I don’t think Ms Watson will ever be able to sell her proposals to the Scots, however, since Scotland is a net exporter of energy. Perhaps she should find a ‘bleak empty useless for agriculture’, place in England (where the energy is needed).

Places that spring to mind are the Lake District, where there’s not much activity. Or perhaps the Cotswolds, which consists only of vast estates (complete with 1,000 hp cars).

And maybe now that our supermarkets buy all their sprouts from South America, how about the Fens, which are too wet to be of any real use. If these suggested areas are too bleak or desolate to be considered, then there are always The Dales — miles of them, all empty with boarded up pubs and empty holiday homes.

Should I forward a copy of the letter to the Scottish Nationalist Party?

I think not, it could start a renaissance in the party that could well threaten the stability of all the western democracies.

Alex Kennedy
Campbeltown







While I agree with Melanie Watson (letters, 4 September) that people should be given a choice of windmills over nuclear power stations, that’s where my agreement ends.

Her suggestion that signs in Scotland ‘No super-pylons’ refer to windmills is wrong. They refer to the upgrading of an existing high-voltage overhead power link which would require much larger pylons to be installed. The upgrade is needed to deliver electricity generated from renewable energy installations (wind and wave power) to the south. Opponents favour a sub-sea or sub-surface cable, but the electricity companies need some more convincing.

I also strongly disagree with the statement that ‘the [Scottish] landscape is bleak and empty’. It is bleak and empty to those that like or expect to see roads, housing and pollution wherever they go.

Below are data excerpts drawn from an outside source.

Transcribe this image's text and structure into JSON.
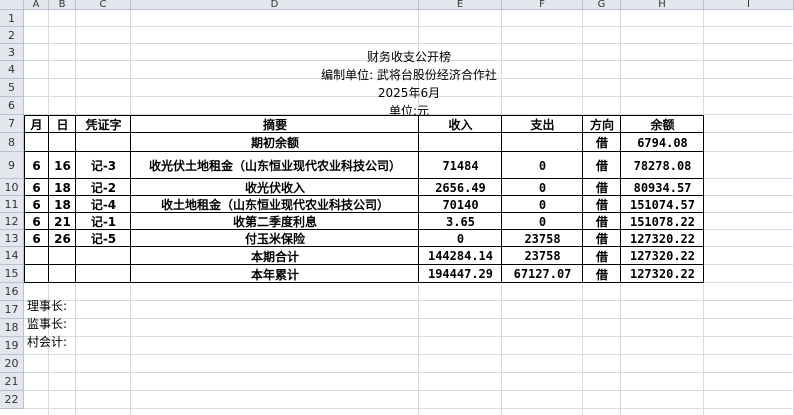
{
  "columns": [
    "A",
    "B",
    "C",
    "D",
    "E",
    "F",
    "G",
    "H",
    "I"
  ],
  "rows": [
    "1",
    "2",
    "3",
    "4",
    "5",
    "6",
    "7",
    "8",
    "9",
    "10",
    "11",
    "12",
    "13",
    "14",
    "15",
    "16",
    "17",
    "18",
    "19",
    "20",
    "21",
    "22"
  ],
  "header_block": {
    "title": "财务收支公开榜",
    "unit_line": "编制单位: 武将台股份经济合作社",
    "date": "2025年6月",
    "currency": "单位:元"
  },
  "table_headers": [
    "月",
    "日",
    "凭证字",
    "摘要",
    "收入",
    "支出",
    "方向",
    "余额"
  ],
  "table_rows": [
    {
      "month": "",
      "day": "",
      "voucher": "",
      "summary": "期初余额",
      "income": "",
      "expense": "",
      "direction": "借",
      "balance": "6794.08"
    },
    {
      "month": "6",
      "day": "16",
      "voucher": "记-3",
      "summary": "收光伏土地租金（山东恒业现代农业科技公司）",
      "income": "71484",
      "expense": "0",
      "direction": "借",
      "balance": "78278.08"
    },
    {
      "month": "6",
      "day": "18",
      "voucher": "记-2",
      "summary": "收光伏收入",
      "income": "2656.49",
      "expense": "0",
      "direction": "借",
      "balance": "80934.57"
    },
    {
      "month": "6",
      "day": "18",
      "voucher": "记-4",
      "summary": "收土地租金（山东恒业现代农业科技公司）",
      "income": "70140",
      "expense": "0",
      "direction": "借",
      "balance": "151074.57"
    },
    {
      "month": "6",
      "day": "21",
      "voucher": "记-1",
      "summary": "收第二季度利息",
      "income": "3.65",
      "expense": "0",
      "direction": "借",
      "balance": "151078.22"
    },
    {
      "month": "6",
      "day": "26",
      "voucher": "记-5",
      "summary": "付玉米保险",
      "income": "0",
      "expense": "23758",
      "direction": "借",
      "balance": "127320.22"
    },
    {
      "month": "",
      "day": "",
      "voucher": "",
      "summary": "本期合计",
      "income": "144284.14",
      "expense": "23758",
      "direction": "借",
      "balance": "127320.22"
    },
    {
      "month": "",
      "day": "",
      "voucher": "",
      "summary": "本年累计",
      "income": "194447.29",
      "expense": "67127.07",
      "direction": "借",
      "balance": "127320.22"
    }
  ],
  "footer": {
    "chairman": "理事长:",
    "supervisor": "监事长:",
    "accountant": "村会计:"
  }
}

Many parts of Scotland are still relatively wild and would be all but destroyed by large-scale wind farm developments. It is not only a unique part of the world to live in but also a major attraction for tourists.

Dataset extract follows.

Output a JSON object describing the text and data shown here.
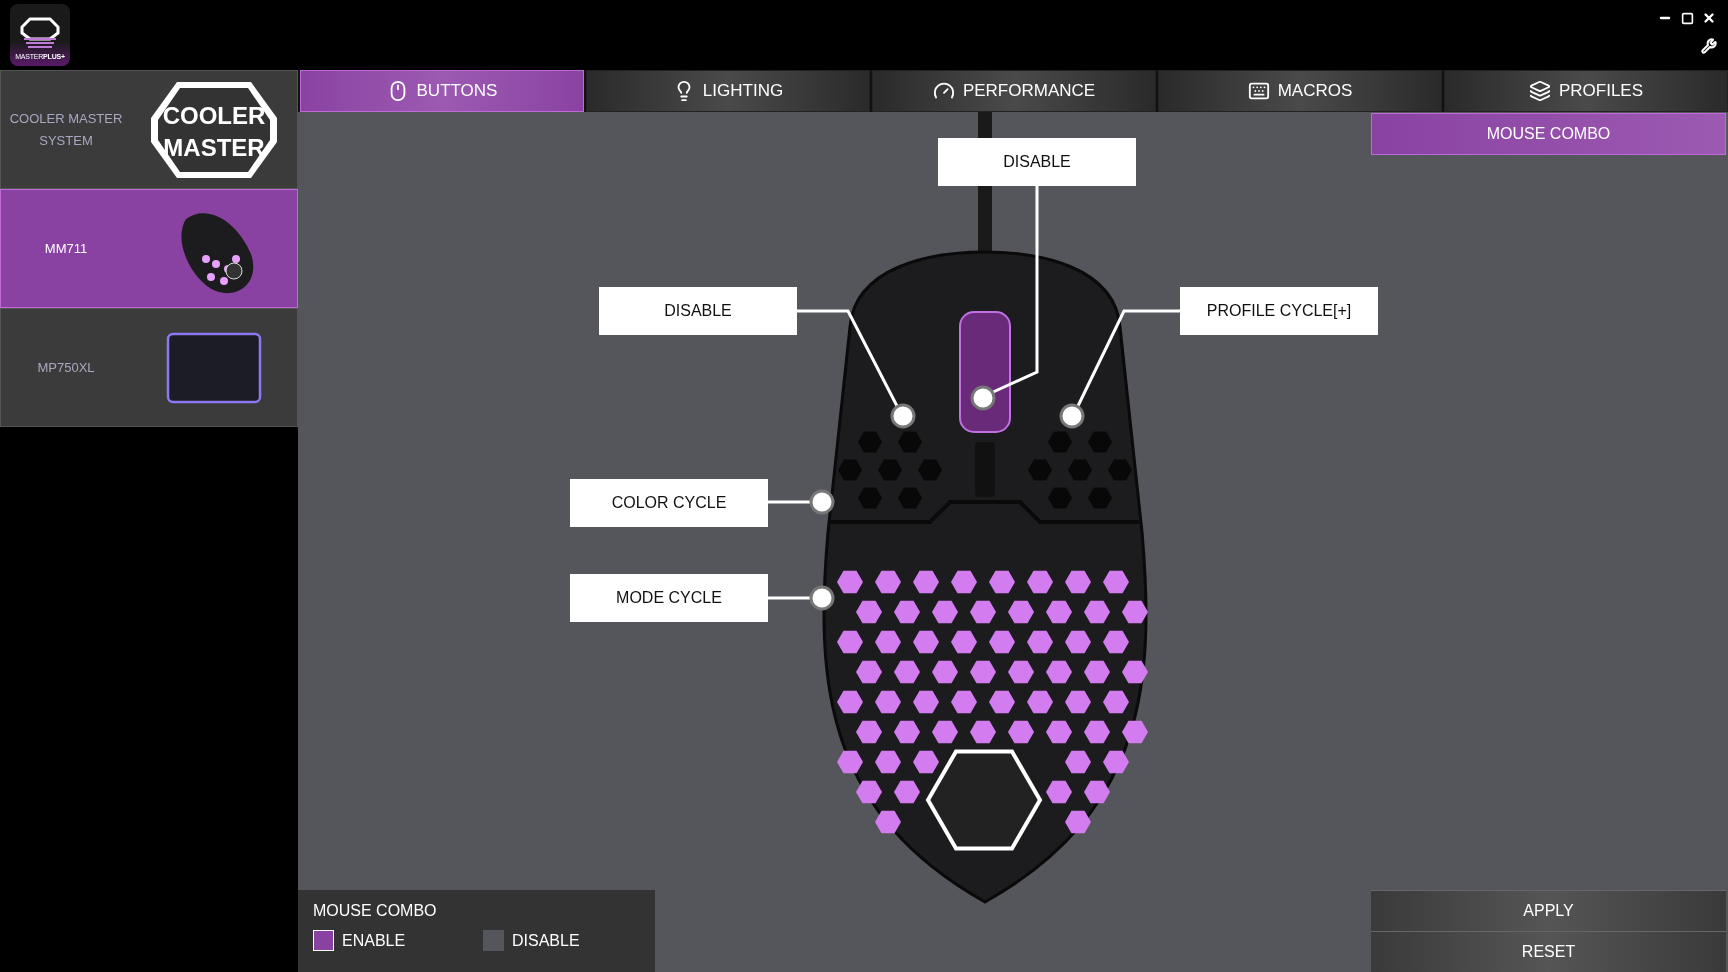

Not far from my own home in Dundee, tyre manufacturer Michelin recently installed two 2MW turbines on their site — not much visual intrusion on a bleak landscape here. The response among friends and colleagues has been unanimously positive. I still have to find someone to say a bad word about these windmills.

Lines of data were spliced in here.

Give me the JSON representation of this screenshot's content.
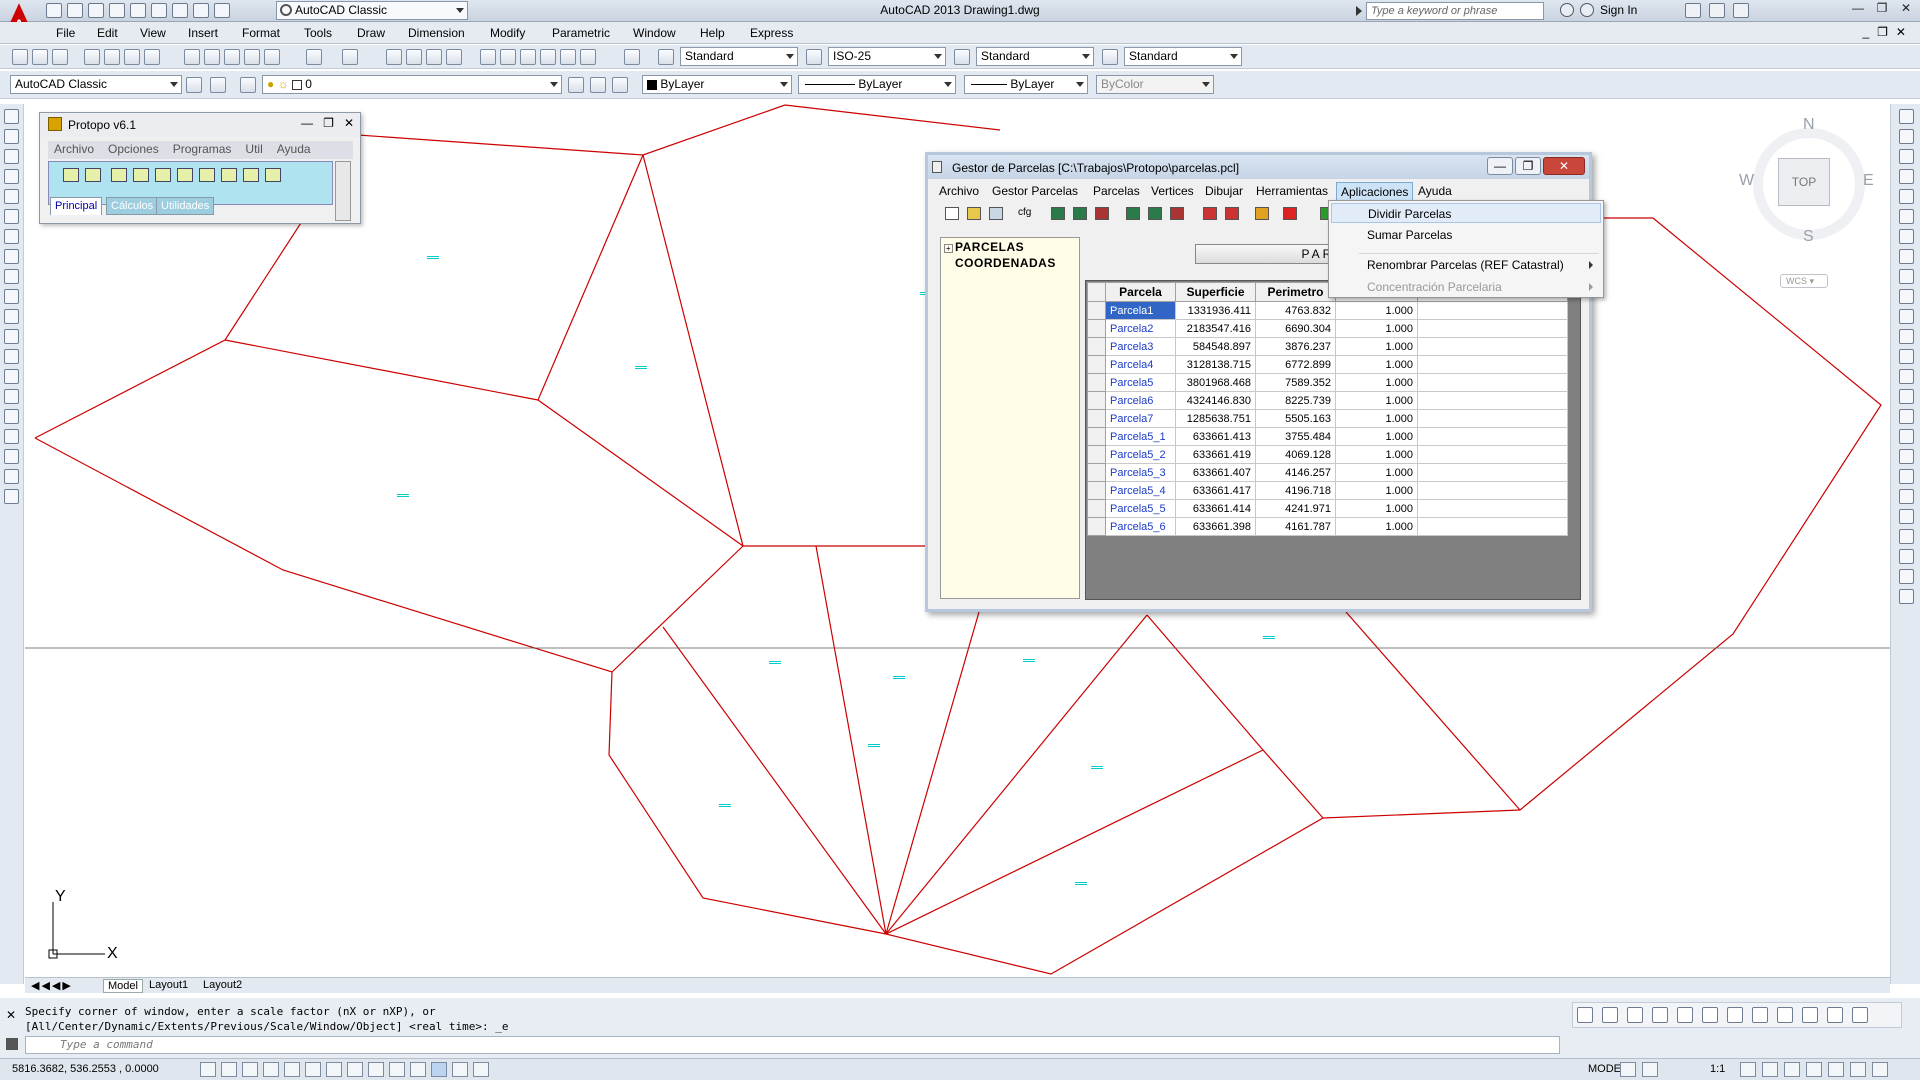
{
  "window": {
    "title": "AutoCAD 2013    Drawing1.dwg",
    "workspace": "AutoCAD Classic",
    "search_placeholder": "Type a keyword or phrase",
    "sign_in": "Sign In"
  },
  "menubar": [
    "File",
    "Edit",
    "View",
    "Insert",
    "Format",
    "Tools",
    "Draw",
    "Dimension",
    "Modify",
    "Parametric",
    "Window",
    "Help",
    "Express"
  ],
  "toolbar1": {
    "text_style": "Standard",
    "dim_style": "ISO-25",
    "table_style": "Standard",
    "multileader_style": "Standard"
  },
  "toolbar2": {
    "workspace": "AutoCAD Classic",
    "layer": "0",
    "color": "ByLayer",
    "linetype": "ByLayer",
    "lineweight": "ByLayer",
    "plotstyle": "ByColor"
  },
  "viewcube": {
    "north": "N",
    "south": "S",
    "east": "E",
    "west": "W",
    "face": "TOP",
    "wcs": "WCS"
  },
  "ucs": {
    "x": "X",
    "y": "Y"
  },
  "layout_tabs": [
    "Model",
    "Layout1",
    "Layout2"
  ],
  "command_history": "Specify corner of window, enter a scale factor (nX or nXP), or\n[All/Center/Dynamic/Extents/Previous/Scale/Window/Object] <real time>: _e",
  "command_placeholder": "Type a command",
  "status": {
    "coords": "5816.3682, 536.2553  , 0.0000",
    "model": "MODEL",
    "scale": "1:1"
  },
  "protopo": {
    "title": "Protopo v6.1",
    "menus": [
      "Archivo",
      "Opciones",
      "Programas",
      "Util",
      "Ayuda"
    ],
    "tabs": [
      "Principal",
      "Cálculos",
      "Utilidades"
    ]
  },
  "gestor": {
    "title": "Gestor de Parcelas  [C:\\Trabajos\\Protopo\\parcelas.pcl]",
    "menus": [
      "Archivo",
      "Gestor Parcelas",
      "Parcelas",
      "Vertices",
      "Dibujar",
      "Herramientas",
      "Aplicaciones",
      "Ayuda"
    ],
    "tree": [
      "PARCELAS",
      "COORDENADAS"
    ],
    "header_button": "PARC",
    "columns": [
      "Parcela",
      "Superficie",
      "Perimetro"
    ],
    "rows": [
      {
        "name": "Parcela1",
        "area": "1331936.411",
        "perim": "4763.832",
        "factor": "1.000"
      },
      {
        "name": "Parcela2",
        "area": "2183547.416",
        "perim": "6690.304",
        "factor": "1.000"
      },
      {
        "name": "Parcela3",
        "area": "584548.897",
        "perim": "3876.237",
        "factor": "1.000"
      },
      {
        "name": "Parcela4",
        "area": "3128138.715",
        "perim": "6772.899",
        "factor": "1.000"
      },
      {
        "name": "Parcela5",
        "area": "3801968.468",
        "perim": "7589.352",
        "factor": "1.000"
      },
      {
        "name": "Parcela6",
        "area": "4324146.830",
        "perim": "8225.739",
        "factor": "1.000"
      },
      {
        "name": "Parcela7",
        "area": "1285638.751",
        "perim": "5505.163",
        "factor": "1.000"
      },
      {
        "name": "Parcela5_1",
        "area": "633661.413",
        "perim": "3755.484",
        "factor": "1.000"
      },
      {
        "name": "Parcela5_2",
        "area": "633661.419",
        "perim": "4069.128",
        "factor": "1.000"
      },
      {
        "name": "Parcela5_3",
        "area": "633661.407",
        "perim": "4146.257",
        "factor": "1.000"
      },
      {
        "name": "Parcela5_4",
        "area": "633661.417",
        "perim": "4196.718",
        "factor": "1.000"
      },
      {
        "name": "Parcela5_5",
        "area": "633661.414",
        "perim": "4241.971",
        "factor": "1.000"
      },
      {
        "name": "Parcela5_6",
        "area": "633661.398",
        "perim": "4161.787",
        "factor": "1.000"
      }
    ]
  },
  "dropdown": {
    "items": [
      "Dividir Parcelas",
      "Sumar Parcelas",
      "Renombrar Parcelas (REF Catastral)",
      "Concentración Parcelaria"
    ]
  },
  "colors": {
    "parcel_lines": "#cc0000",
    "labels": "#00cccc",
    "selection": "#3166c6"
  }
}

I can’t help but think Ms Watson is in the NIMBY camp. I am unaware that her own region, Cheshire, is covered in windmills. So why does she go on about having Scotland covered in them?

Finally, if all of UK households and industry would make a real effort in reducing energy wastage the need for new electricity generation, renewable or else, would be much reduced.

Joachim Neff
Dundee


 




Any engineer worth his salt and who investigated wind farms/turbines would know that they are a white elephant ready for the picking by construction companies and power corporations who see the subsidies as a way of printing money at the grace of exaggerated output claims and the threat of climate change.

Ms Watson’s argument (Letters, 4 September) could also be applied to other areas of life.